Enfumage

Nous connaissons désormais les grandes lignes du budget pour l’année 2018 qui a été dévoilé en conseil des ministres. N’en déplaise à la majorité qui soutient Emmanuel Macron, sa caractéristique principale est de servir les riches en prenant aux pauvres. C’est la logique imparable qui ressort des chiffres et toute l’énergie des communicants va être mise au service de la dissimulation de cette évidence. Comme pour la réforme du Code du travail, les mauvaises nouvelles sont pour tout de suite, tandis que les bonnes, si elles arrivent, sont remises à un avenir incertain.

Une des mesures emblématiques de ce budget, c’est la transformation de l’impôt sur la fortune en impôt sur la fortune immobilière, ce qui, couplé à une refonte de la taxe sur les revenus du capital, fera perdre à l’état 4,5 milliards d’Euros. Et c’est là que l’on crée une fausse polémique sur le maintien de la taxation des « signes extérieurs de richesse » rebaptisés « produits de luxe » tels que les yachts, les jets privés ou les lingots d’or, sans oublier les chevaux de course. Si les députés de la majorité obtiennent cette concession du gouvernement, ils pourront se targuer d’avoir défendu les intérêts des « pauvres » alors que l’injustice la plus criante subsistera et justifiera l’épithète insultante de président des riches, méritée par Emmanuel Macron.
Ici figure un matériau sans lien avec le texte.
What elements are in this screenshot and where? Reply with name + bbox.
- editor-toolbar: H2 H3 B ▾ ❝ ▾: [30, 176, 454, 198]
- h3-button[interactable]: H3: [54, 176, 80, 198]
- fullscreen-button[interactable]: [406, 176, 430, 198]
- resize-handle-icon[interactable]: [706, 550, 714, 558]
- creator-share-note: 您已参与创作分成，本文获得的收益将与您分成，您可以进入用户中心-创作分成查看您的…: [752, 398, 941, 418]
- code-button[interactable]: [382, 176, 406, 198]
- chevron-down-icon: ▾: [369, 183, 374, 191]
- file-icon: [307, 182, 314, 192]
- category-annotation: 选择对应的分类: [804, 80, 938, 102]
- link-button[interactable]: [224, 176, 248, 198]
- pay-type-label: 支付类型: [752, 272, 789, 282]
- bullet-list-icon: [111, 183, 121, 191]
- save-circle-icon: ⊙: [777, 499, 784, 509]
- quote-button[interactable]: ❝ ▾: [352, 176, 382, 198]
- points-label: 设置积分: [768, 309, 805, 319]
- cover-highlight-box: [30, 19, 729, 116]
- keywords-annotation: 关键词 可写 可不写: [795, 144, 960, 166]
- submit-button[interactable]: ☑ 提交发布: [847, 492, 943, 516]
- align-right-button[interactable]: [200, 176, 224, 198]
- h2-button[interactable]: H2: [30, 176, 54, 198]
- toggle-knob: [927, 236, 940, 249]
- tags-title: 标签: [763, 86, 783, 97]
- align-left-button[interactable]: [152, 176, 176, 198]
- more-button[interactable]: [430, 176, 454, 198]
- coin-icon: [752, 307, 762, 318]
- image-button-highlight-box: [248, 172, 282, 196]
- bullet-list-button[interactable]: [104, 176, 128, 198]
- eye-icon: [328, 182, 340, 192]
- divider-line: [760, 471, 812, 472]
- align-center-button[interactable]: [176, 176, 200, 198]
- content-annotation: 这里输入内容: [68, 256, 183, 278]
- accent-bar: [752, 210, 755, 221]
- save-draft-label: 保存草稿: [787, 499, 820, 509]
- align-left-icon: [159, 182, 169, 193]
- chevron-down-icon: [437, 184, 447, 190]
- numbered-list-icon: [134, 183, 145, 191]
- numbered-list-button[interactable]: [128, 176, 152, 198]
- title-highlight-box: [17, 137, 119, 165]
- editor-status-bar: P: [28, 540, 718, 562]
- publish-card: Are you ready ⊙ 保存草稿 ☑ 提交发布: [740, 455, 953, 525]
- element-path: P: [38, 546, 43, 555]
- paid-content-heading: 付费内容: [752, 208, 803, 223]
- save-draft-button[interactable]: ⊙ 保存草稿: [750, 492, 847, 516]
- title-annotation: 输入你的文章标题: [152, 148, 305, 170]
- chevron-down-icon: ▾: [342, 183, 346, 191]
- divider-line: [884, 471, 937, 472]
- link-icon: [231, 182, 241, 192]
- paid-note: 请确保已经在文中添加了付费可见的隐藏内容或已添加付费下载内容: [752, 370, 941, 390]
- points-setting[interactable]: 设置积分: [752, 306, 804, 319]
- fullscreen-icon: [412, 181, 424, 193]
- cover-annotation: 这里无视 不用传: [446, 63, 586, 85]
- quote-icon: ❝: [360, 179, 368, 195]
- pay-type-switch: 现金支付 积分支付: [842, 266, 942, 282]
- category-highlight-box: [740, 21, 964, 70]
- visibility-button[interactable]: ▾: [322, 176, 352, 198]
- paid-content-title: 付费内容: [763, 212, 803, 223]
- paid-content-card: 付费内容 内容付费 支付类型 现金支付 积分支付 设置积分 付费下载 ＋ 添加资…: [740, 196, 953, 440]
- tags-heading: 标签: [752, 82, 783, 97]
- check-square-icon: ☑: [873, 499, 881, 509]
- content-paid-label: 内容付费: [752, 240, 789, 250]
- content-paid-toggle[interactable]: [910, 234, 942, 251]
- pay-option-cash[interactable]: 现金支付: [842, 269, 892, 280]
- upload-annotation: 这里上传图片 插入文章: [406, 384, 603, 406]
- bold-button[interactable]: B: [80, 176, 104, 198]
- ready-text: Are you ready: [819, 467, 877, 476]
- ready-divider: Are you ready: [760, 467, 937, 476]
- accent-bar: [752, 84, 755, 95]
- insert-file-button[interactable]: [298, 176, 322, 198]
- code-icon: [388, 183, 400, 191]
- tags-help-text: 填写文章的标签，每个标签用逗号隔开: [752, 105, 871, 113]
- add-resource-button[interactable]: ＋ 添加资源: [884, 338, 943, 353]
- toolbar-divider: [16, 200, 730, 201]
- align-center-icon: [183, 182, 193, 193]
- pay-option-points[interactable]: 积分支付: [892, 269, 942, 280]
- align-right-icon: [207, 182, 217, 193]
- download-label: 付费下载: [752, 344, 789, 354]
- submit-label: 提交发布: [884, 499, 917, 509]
C’est en braquant les projecteurs sur des épiphénomènes que le pouvoir espère détourner l’attention des mesures les plus scandaleuses contenues dans ce projet de budget.

Le Président a l’intention de devenir le bon élève de la classe européenne, comme il l’a toujours été dans sa propre scolarité. Pour cela, il faut réduire le déficit, non seulement au-dessous des 3 % du PIB, mais tendre à l’équilibre budgétaire. Il veut également faire des cadeaux aux 10 % les plus riches qui ont favorisé son accession au pouvoir, et donner quelques miettes aux nécessiteux, le tout sans augmenter les impôts et même en les diminuant. La recette est connue, c’est celle pratiquée par les libéraux américains, qui réduisent considérablement le rôle de l’état quand ils sont au pouvoir, laissant l’initiative privée assumer les fonctions régaliennes, quitte à augmenter significativement les inégalités sociales. Pour financer les baisses d’impôts, Emmanuel Macron veut donc tailler dans les dépenses liées au logement social, diminuer les remboursements de la Sécurité sociale, baisser les dotations aux collectivités locales et supprimer un maximum d’emplois aidés. Ce sont les sources les plus importantes, mais il ne dédaignera pas non plus de faire les poches aux fonctionnaires, aux retraités ou aux automobilistes sous couleur d’écologie. Pendant que les députés discuteront des détails, il espère faire oublier ses choix désastreux dont l’efficacité n’est même pas démontrée.